Golf: The Open - Norman ready to do battle

Former Open champion expects a tough week. By Guy Hodgson
Click to follow
The Independent Online
IT IS EASY to chart Greg Norman's decline. In April 1998 he was ranked third in the world, now he is 35th. The line on the graph goes in one direction and it is not the flattering route. But he could be worse off. Much.

Ten days ago the Great White Shark was contemplating arriving at Carnoustie for the 128th Open Championship with borrowed clubs after a thief broke into his garage on Jupiter Island, Florida, and stole his tournament and back-up sets. He was still going to come, but he would not have competed.

Dreading is a better word than contemplating because trying to play any course while attempting to familiarise yourself with new clubs is bad enough. But in a major, and with rough so thick and high you could lose your caddie in it, the situation would have been hopeless.

Fortunately for Norman the thief realised what he had taken and returned the clubs a day before Norman left for Europe. "I was up all afternoon and most of the night making a new set," he said. "They were stolen by a guy doing an extension on the house and one of the roofing contractors decided to take them to the local driving range. I don't know what he was going to do after that. I don't think he realised what he had until he saw his face plastered all over the television screens and decided to bring them back.
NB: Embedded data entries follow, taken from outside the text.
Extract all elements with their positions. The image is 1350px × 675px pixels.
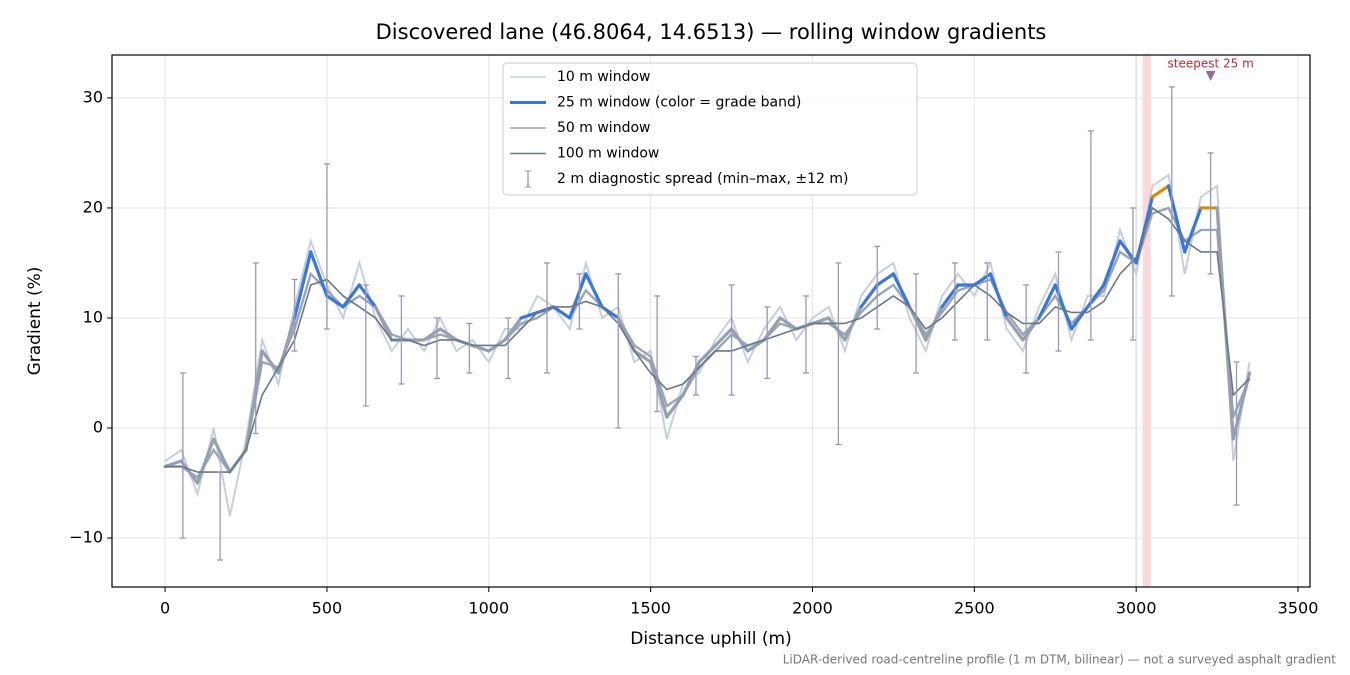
footnote: LiDAR-derived road-centreline profile (1… xyxy=(783,653,1337,667)
series-segment xyxy=(195,437,216,485)
x-tick-label: 3000 xyxy=(1116,599,1157,618)
series-segment xyxy=(632,349,653,364)
series-segment xyxy=(891,272,912,309)
series-segment xyxy=(681,360,701,397)
series-segment xyxy=(244,349,264,452)
series-segment xyxy=(729,327,750,353)
series-segment xyxy=(357,283,378,309)
x-tick-label: 2500 xyxy=(954,599,995,618)
series-segment xyxy=(665,393,685,419)
series-segment xyxy=(1150,184,1171,199)
x-axis-label: Distance uphill (m) xyxy=(630,629,791,649)
series-line xyxy=(164,173,1251,517)
series-segment xyxy=(1069,305,1090,331)
series-segment xyxy=(810,316,831,326)
series-segment xyxy=(309,250,329,298)
plot-frame xyxy=(111,54,1311,588)
highlight-span xyxy=(1142,55,1151,587)
legend-label: 25 m window (color = grade band) xyxy=(557,95,801,111)
y-axis-label: Gradient (%) xyxy=(25,267,45,376)
series-segment xyxy=(1183,206,1203,254)
series-segment xyxy=(1102,239,1122,287)
series-segment xyxy=(568,272,588,320)
series-segment xyxy=(325,294,345,309)
series-segment xyxy=(697,343,717,364)
series-segment xyxy=(713,327,734,348)
series-segment xyxy=(843,305,863,342)
x-tick-label: 1000 xyxy=(468,599,509,618)
series-segment xyxy=(875,272,896,287)
legend-label: 50 m window xyxy=(557,120,650,136)
legend-label: 10 m window xyxy=(557,69,650,85)
y-tick-label: −10 xyxy=(69,528,103,547)
series-segment xyxy=(212,437,232,474)
legend-label: 2 m diagnostic spread (min–max, ±12 m) xyxy=(557,171,848,187)
legend-label: 100 m window xyxy=(557,146,659,162)
x-tick-label: 500 xyxy=(312,599,343,618)
series-segment xyxy=(1166,184,1187,254)
x-tick-label: 1500 xyxy=(630,599,671,618)
series-segment xyxy=(292,250,313,320)
series-segment xyxy=(341,283,361,309)
y-tick-label: 10 xyxy=(83,307,103,326)
series-segment xyxy=(163,459,183,469)
series-segment xyxy=(746,338,766,353)
series-segment xyxy=(778,316,798,331)
series-segment xyxy=(1005,316,1025,342)
y-tick-label: 30 xyxy=(83,87,103,106)
series-segment xyxy=(551,305,572,320)
legend-box xyxy=(502,62,918,196)
series-segment xyxy=(438,327,459,342)
series-segment xyxy=(1134,195,1154,265)
series-segment xyxy=(859,283,879,309)
series-segment xyxy=(1037,283,1057,320)
x-tick-label: 3500 xyxy=(1278,599,1319,618)
series-segment xyxy=(470,343,491,353)
series-line xyxy=(165,206,1251,473)
series-segment xyxy=(827,316,847,342)
series-segment xyxy=(260,349,280,375)
y-tick-label: 0 xyxy=(93,418,103,437)
series-line xyxy=(165,206,1251,480)
x-tick-label: 0 xyxy=(160,599,170,618)
steepest-marker xyxy=(1205,70,1216,81)
series-segment xyxy=(373,305,394,342)
series-segment xyxy=(1231,371,1252,441)
series-segment xyxy=(519,310,539,320)
series-segment xyxy=(584,272,604,309)
series-segment xyxy=(1021,316,1041,342)
legend: 10 m window 25 m window (color = grade ba… xyxy=(502,62,918,196)
steepest-label: steepest 25 m xyxy=(1167,56,1253,70)
series-segment xyxy=(907,305,928,342)
x-tick-label: 2000 xyxy=(792,599,833,618)
series-segment xyxy=(649,360,669,419)
chart-title: Discovered lane (46.8064, 14.6513) — rol… xyxy=(376,20,1047,44)
series-segment xyxy=(179,459,200,485)
series-segment xyxy=(988,272,1009,320)
y-tick-label: 20 xyxy=(83,197,103,216)
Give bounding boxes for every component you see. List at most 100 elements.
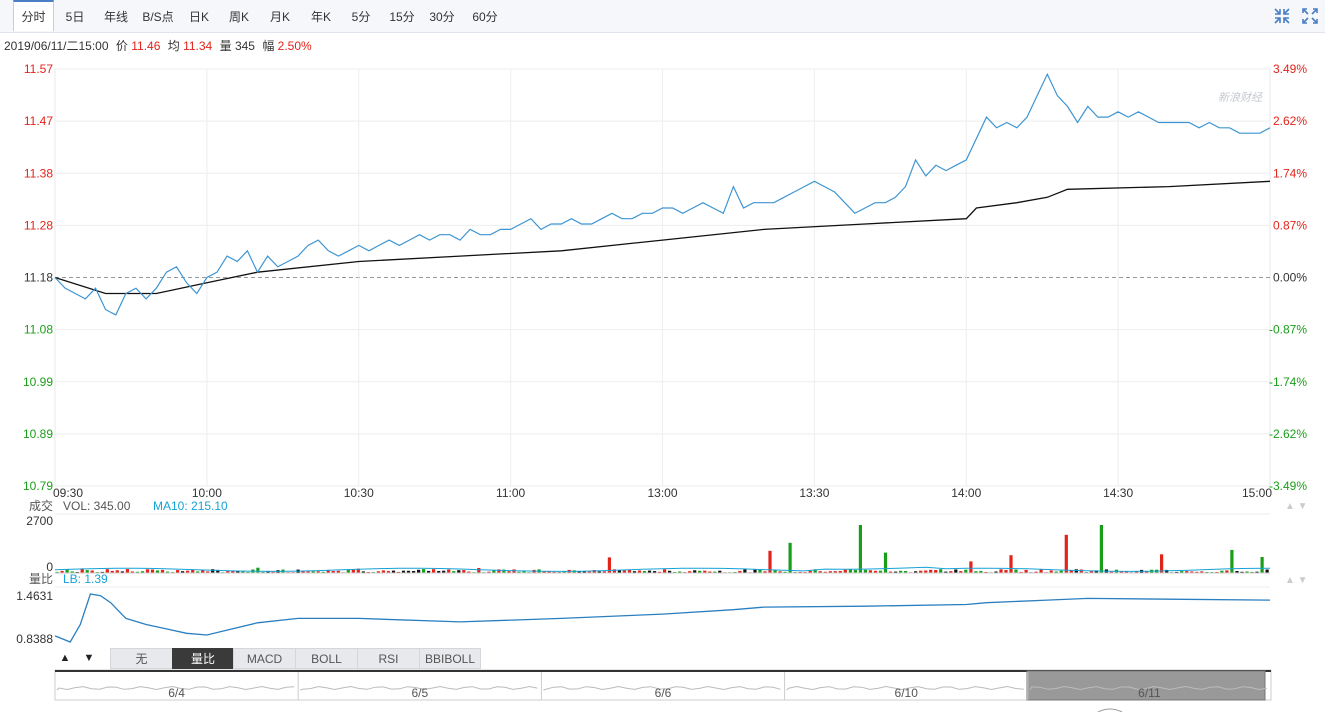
volume-bar [673,572,677,573]
tab-monthly-k[interactable]: 月K [269,10,290,24]
indicator-boll-button[interactable]: BOLL [295,648,358,669]
volume-bar [944,571,948,573]
volume-bar [276,570,280,573]
volume-bar [878,570,883,573]
volume-bar [90,570,94,573]
volume-bar [1235,571,1239,573]
volume-bar [964,569,968,573]
volume-bar [1205,572,1209,573]
x-tick-label: 13:00 [647,486,677,500]
volume-bar [1175,571,1179,573]
tab-60min[interactable]: 60分 [472,10,498,24]
average-price-line [54,180,1271,295]
volume-bar [1265,569,1269,573]
indicator-bbiboll-button[interactable]: BBIBOLL [419,648,481,669]
volume-bar [562,571,566,573]
volume-bar [140,571,145,573]
volume-bar [246,572,250,573]
volume-bar [100,571,104,573]
volume-bar [853,569,857,573]
volume-bar [1260,557,1264,573]
volume-bar [577,571,581,573]
volume-bar [1140,569,1144,573]
volume-bar [1210,572,1214,573]
compress-icon[interactable] [1272,6,1292,26]
volume-bar [683,572,687,573]
tab-fenshi[interactable]: 分时 [13,0,54,31]
volume-bar [552,571,556,573]
tab-30min[interactable]: 30分 [429,10,455,24]
tab-15min[interactable]: 15分 [389,10,415,24]
volume-bar [803,572,807,573]
volume-bar [653,571,657,573]
volume-bar [688,571,692,573]
info-datetime: 2019/06/11/二15:00 [4,39,109,53]
volume-bar [868,570,872,573]
volume-bar [768,550,772,573]
volume-collapse-arrows[interactable]: ▲ ▼ [1285,501,1308,512]
volume-bar [984,572,988,573]
navigator-day-label: 6/4 [168,686,185,700]
volume-bar [547,571,551,573]
volume-bar [607,557,611,573]
tab-year-line[interactable]: 年线 [103,10,128,24]
indicator-macd-button[interactable]: MACD [233,648,296,669]
volume-bar [1024,569,1028,573]
volume-panel-label: 成交 [29,498,53,513]
navigator-day-label: 6/11 [1138,686,1161,700]
tab-5min[interactable]: 5分 [351,10,371,24]
fullscreen-icon[interactable] [1300,6,1320,26]
indicator-down-arrow[interactable]: ▼ [83,652,95,664]
volume-bar [346,569,350,573]
tab-5day[interactable]: 5日 [65,10,85,24]
volume-bar [542,571,546,573]
volume-bar [693,570,697,573]
volume-bar [1044,572,1048,573]
volume-bar [894,571,898,573]
volume-bar [522,571,526,573]
volume-bar [1165,569,1169,573]
pct-tick-label: -3.49% [1269,479,1307,493]
volume-bar [1099,525,1103,573]
volume-bar [1004,570,1008,573]
navigator-mini-line [300,685,538,691]
volume-bar [171,572,175,573]
volume-bar [788,542,792,573]
y-tick-label: 11.57 [24,62,53,76]
volume-bar [723,572,727,573]
lb-collapse-arrows[interactable]: ▲ ▼ [1285,575,1308,586]
volume-bar [462,570,466,573]
tab-bs-points[interactable]: B/S点 [142,10,174,24]
volume-bar [492,569,496,573]
tab-yearly-k[interactable]: 年K [310,10,331,24]
indicator-up-arrow[interactable]: ▲ [59,652,71,664]
volume-bar [135,571,139,573]
y-tick-label: 11.28 [24,218,53,232]
pct-tick-label: -2.62% [1269,427,1307,441]
volume-bar [1104,569,1108,573]
indicator-lb-button[interactable]: 量比 [172,648,234,669]
volume-bar [713,571,717,573]
volume-bar [65,569,69,573]
tab-weekly-k[interactable]: 周K [228,10,249,24]
indicator-rsi-button[interactable]: RSI [357,648,420,669]
volume-bar [858,525,862,573]
info-chg-label: 幅 [262,39,275,53]
volume-bar [110,570,114,573]
x-tick-label: 13:30 [799,486,829,500]
volume-bar [1034,571,1038,573]
volume-top-tick: 2700 [26,514,53,528]
navigator-selection[interactable] [1026,670,1266,701]
indicator-none-button[interactable]: 无 [110,648,173,669]
volume-bar [311,571,315,573]
pct-tick-label: 1.74% [1273,166,1307,180]
volume-bar [427,570,431,573]
volume-bar [899,570,903,573]
volume-bar [818,571,822,573]
volume-bar [236,571,240,573]
navigator-mini-line [1029,685,1268,691]
tab-daily-k[interactable]: 日K [188,10,209,24]
volume-bar [863,569,867,573]
volume-bar [587,571,591,573]
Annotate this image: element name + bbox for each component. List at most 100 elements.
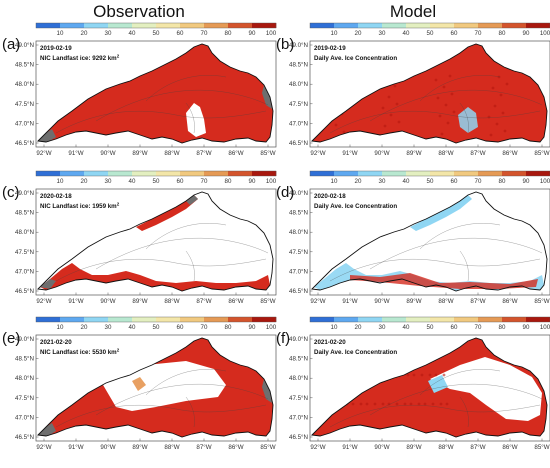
colorbar-tick-label: 50	[153, 178, 160, 185]
colorbar-tick-label: 100	[266, 178, 277, 185]
lon-tick-label: 92°W	[310, 150, 325, 157]
colorbar-swatch	[252, 317, 277, 322]
colorbar-swatch	[334, 317, 359, 322]
colorbar-tick-label: 20	[81, 30, 88, 37]
colorbar-swatch	[228, 23, 253, 28]
lat-tick-label: 48.5°N	[15, 62, 34, 69]
contour-line	[329, 404, 541, 428]
ice-texture-dot	[387, 95, 391, 99]
ice-texture-dot	[428, 373, 432, 377]
colorbar-tick-label: 70	[201, 178, 208, 185]
colorbar-frame	[35, 316, 277, 323]
contour-line	[55, 110, 267, 134]
panel-note: NIC Landfast ice: 9292 km2	[40, 54, 120, 63]
lon-tick-label: 88°W	[164, 298, 179, 305]
colorbar-swatch	[526, 171, 550, 176]
ice-texture-dot	[383, 124, 387, 128]
colorbar-tick-label: 30	[379, 324, 386, 331]
colorbar-tick-label: 20	[355, 30, 362, 37]
ice-texture-dot	[387, 402, 391, 406]
colorbar-tick-label: 70	[475, 324, 482, 331]
colorbar-tick-label: 20	[81, 178, 88, 185]
colorbar-swatch	[180, 171, 205, 176]
colorbar-swatch	[454, 317, 479, 322]
colorbar-swatch	[478, 23, 503, 28]
contour-line	[55, 258, 267, 282]
colorbar-swatch	[478, 171, 503, 176]
colorbar-tick-label: 100	[266, 324, 277, 331]
landfast-ice-patch	[38, 129, 56, 142]
panel-date: 2020-02-18	[40, 193, 72, 200]
contour-line	[419, 223, 501, 250]
ice-texture-dot	[495, 122, 499, 126]
colorbar-swatch	[204, 171, 229, 176]
colorbar-swatch	[430, 317, 455, 322]
colorbar: 10 20 30 40 50 60 70 80 90 100	[309, 22, 550, 37]
colorbar-tick-label: 20	[355, 178, 362, 185]
contour-line	[459, 396, 469, 428]
ice-texture-dot	[431, 402, 435, 406]
colorbar-swatch	[180, 23, 205, 28]
colorbar-swatch	[526, 317, 550, 322]
panel-note: Daily Ave. Ice Concentration	[314, 55, 397, 62]
colorbar-tick-label: 60	[451, 178, 458, 185]
colorbar-swatch	[252, 171, 277, 176]
colorbar-swatch	[132, 317, 157, 322]
contour-line	[185, 102, 195, 134]
contour-line	[419, 369, 501, 396]
colorbar-tick-label: 10	[57, 30, 64, 37]
colorbar-swatch	[358, 317, 383, 322]
ice-texture-dot	[438, 114, 442, 118]
lat-tick-label: 47.5°N	[15, 249, 34, 256]
colorbar-swatch	[454, 171, 479, 176]
map-panel: (d) 10 20 30 40 50 60 70 80 90 100 2020-02-18 Daily …	[276, 170, 550, 305]
ice-texture-dot	[442, 373, 446, 377]
ice-texture-dot	[420, 373, 424, 377]
panel-note: Daily Ave. Ice Concentration	[314, 203, 397, 210]
lat-tick-label: 46.5°N	[15, 140, 34, 147]
colorbar-tick-label: 60	[177, 324, 184, 331]
lat-tick-label: 49.0°N	[15, 190, 34, 197]
ice-texture-dot	[501, 111, 505, 115]
lon-tick-label: 85°W	[260, 298, 275, 305]
ice-texture-dot	[381, 402, 385, 406]
colorbar-swatch	[108, 23, 133, 28]
lat-tick-label: 46.5°N	[289, 434, 308, 441]
landfast-ice-patch	[262, 379, 272, 403]
lon-tick-label: 92°W	[310, 444, 325, 451]
colorbar-tick-label: 80	[499, 30, 506, 37]
lon-tick-label: 91°W	[342, 150, 357, 157]
lon-tick-label: 92°W	[36, 150, 51, 157]
colorbar-tick-label: 30	[105, 324, 112, 331]
panel-letter: (d)	[276, 184, 294, 201]
colorbar-swatch	[156, 171, 181, 176]
lon-tick-label: 90°W	[374, 150, 389, 157]
panel-note-text: Daily Ave. Ice Concentration	[314, 55, 397, 62]
colorbar-tick-label: 70	[201, 324, 208, 331]
colorbar-swatch	[60, 23, 85, 28]
colorbar: 10 20 30 40 50 60 70 80 90 100	[309, 170, 550, 185]
colorbar-tick-label: 80	[499, 324, 506, 331]
colorbar-swatch	[526, 23, 550, 28]
colorbar-tick-label: 70	[475, 178, 482, 185]
lon-tick-label: 89°W	[132, 150, 147, 157]
panel-letter: (a)	[2, 36, 20, 53]
colorbar: 10 20 30 40 50 60 70 80 90 100	[309, 316, 550, 331]
lon-tick-label: 88°W	[438, 444, 453, 451]
lat-tick-label: 47.0°N	[15, 120, 34, 127]
ice-texture-dot	[448, 74, 452, 78]
lon-tick-label: 87°W	[196, 298, 211, 305]
ice-texture-dot	[491, 86, 495, 90]
contour-line	[329, 110, 541, 134]
lon-tick-label: 90°W	[100, 150, 115, 157]
ice-texture-dot	[434, 373, 438, 377]
lon-tick-label: 85°W	[260, 150, 275, 157]
panel-date: 2019-02-19	[40, 45, 72, 52]
lon-tick-label: 87°W	[196, 150, 211, 157]
colorbar-swatch	[334, 23, 359, 28]
lon-tick-label: 88°W	[438, 298, 453, 305]
colorbar-tick-label: 50	[427, 30, 434, 37]
lon-tick-label: 85°W	[534, 150, 549, 157]
panel-note-text: Daily Ave. Ice Concentration	[314, 349, 397, 356]
lon-tick-label: 92°W	[36, 444, 51, 451]
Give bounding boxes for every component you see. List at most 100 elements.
I left the next morning but I believe he has been arrested."

Had his roof been completed? "He finished it," he replied. "It was a good deal." Then he added: "It's probably leaky."

Even with his proper equipment, Norman is not enamoured with Carnoustie. The 44-year-old Australian won one of his two Opens at Turnberry in 1986 when the conditions conspired to make it the toughest of recent tournaments, but compared with what the golfers will face over the next four days he believes that was a pussycat.

Norman stopped short of apeing his compatriot, five-times champion Peter Thomson, who described Carnoustie as "unfair", but only just. "I'm sure everyone has heard different adjectives to describe the course," he said, "and they're all minor compared to what we're actually saying on the putting green and the driving range. I think brute has been used a lot.

"Trying to hit a driver into my hotel room would be an analogy I would make. That's about the width we have to hit into. This makes Turnberry in 1986 look like we're playing St Andrews. At least at Turnberry when you went off the fairway you could advance the ball a little bit."

Norman is about as big a fan of the Open as you can be but he believes the decision to add fertiliser to the rough has taken away much of the charm. "It's green when it should be thin and wispy," he said. "They've changed the characteristics of the course. If I sat here the winner with a score of 300 I'd be as happy as heck but 20 over par does not sit easily with the best player in golf. Eight over is going to be even par this week. If you gave me four 73s I'd take that, sit in the clubhouse for the rest of the week and just take in where my position would be. I'd probably end up winning by eight."

Norman has arrived about as fresh as you can be after playing in only four tournaments since the Masters. In some players you would fear this would leave him unprepared, in him it signifies ease of mind.

"I've learnt that under circumstances like this you really don't need to play a lot of golf," he said. "I'm only speaking for myself but I'm a strong believer that I get a lot more work in my quiet time, practising and playing rounds with my son. Once you get yourself in the position it's like riding a bike. It comes flooding back." As for his chances of attaining that position this week he was upbeat. "The state of my game is pretty good," he said. "I think I've got another British Open victory in me. I've a couple more years of solid golf in me."

He also painted a picture of the likely winner this week but refrained from uttering a name probably because the Identikit bore a striking resemblance to a hook-nosed, blond-haired Aussie. "The strong hitters, the aggressive hitters, the positive hitters are the ones you should look at this week," he said.

For aggressive, in 1993 his 267 was the lowest-ever four-round total in an Open. For strong, his 63 at Turnberry seven years earlier is the joint best score ever. He has the pedigree and, despite his decline in the rankings, he has the confidence. Pertinently, he also has his clubs.